Dr Samuel Shaw, co-lead for the project and specialist in History of Art, said, “We have successfully led the production of the first two films through planning, devising and implementation. In 2021 we established the network Open Ecologies, an Open University (OU)-based group of interdisciplinary researchers working on ecological subjects. The membership of Open Ecologies is drawn from across the Faculty of Arts and Social Sciences and the Faculty of Science, Technology, Engineering and Mathematics. This is an exciting project that marries science and art. We have an active network of external collaborators outside of the OU and have developed strong working relationships with Art UK, various museums across the Four Nations, and with charities including the RSPB. This, and the broad reach of the OU as an institution, puts us in an excellent position to take up this societal challenge, and to create long-term change in the way people understand both art and ecology.”

Watch the video to hear more about what Dr Shaw has to say about this project:

I’m Sam Shaw and I am an Art Historian and I have a real interest in the intersections between art history and the natural sciences.

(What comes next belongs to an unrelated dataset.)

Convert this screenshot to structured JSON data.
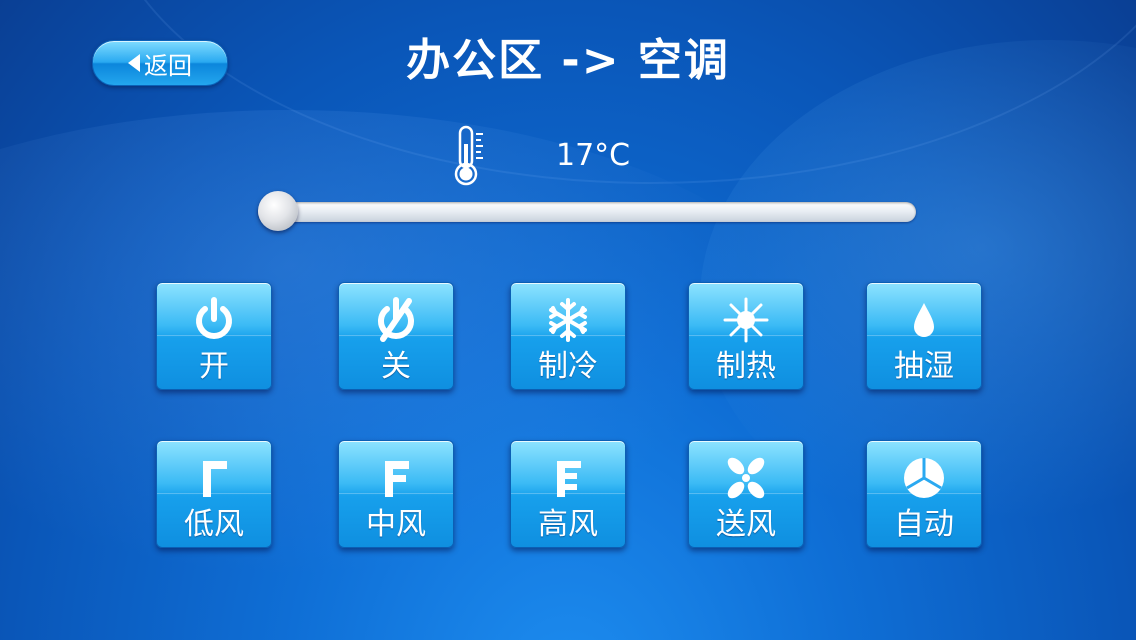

I'm especially interested in the interdisciplinarity of museum collections.

So public collections across the four Nations, the United Kingdom.

They have scientific equipment, they have paintings, they have taxidermy specimens.

These are often put in slightly different departments in the museum. Here at the OU.

I'm running a project called Art and Ecology, which is about bringing these objects from different collections together to have a conversation about the environmental crisis.

Art and visual culture has a huge role to play in communicating information about the climate crisis.

For many reasons.

One firstly is it's a kind of creative and enjoyable way into quite difficult and dark subject matter.

And I think sometimes young people find the debate around the climate crisis very kind of depressing, also very full of sort of data and quite complex data.

So using art and visual culture is a kind of way into that that's maybe not so obvious, a little bit unexpected, a little bit of a sort of different pathway in.

So you say rather than dealing with this depressing subject, let's start by talking about this painting of a Polar Bear and then you get the conversation started and then you can slowly move into the more difficult territory.

But it's about kind of getting people there gradually rather than hitting them over the head with the depressing data right from the start.

So what our project Art and Ecology is about is not creating new technologies but trying to change mindsets.

And this is where art is a really powerful tool.

We know that art can change the way that people think about a problem.

So by getting people to look at, for instance, landscape painting is a way into getting them to think about kind of landscape and sustainability.

What something like the Industrial Revolution did to the landscape in this country?

So it's a kind of a way into the topic that's maybe a little bit more creative and innovative.

We've made some films as part of this project and we launched in by a pedal powered cinema, and there's two reasons we did this.

First is that I find that when academics are thinking about sustainability, they're not always behaving in a sustainable way as well.

So we thought it's really important to really wrap sustainability into how we're doing things as well as kind of the theme of what we're doing.

So producing films that would be launched by a bike powered cinema is a way of doing this.

It's also a way of making what we're doing that a little bit more fun.

So what we're doing when we go to these launches is we're finding people who like cycling come and jump on a bike and then suddenly they're watching a film about art and ecology and they get into that.

But that's not why they came to our store.

They came to our store because they like cycling.

So again, it's about creating different pathways in and trying to kind of grab people and get them to see something or to do something a little bit unexpected.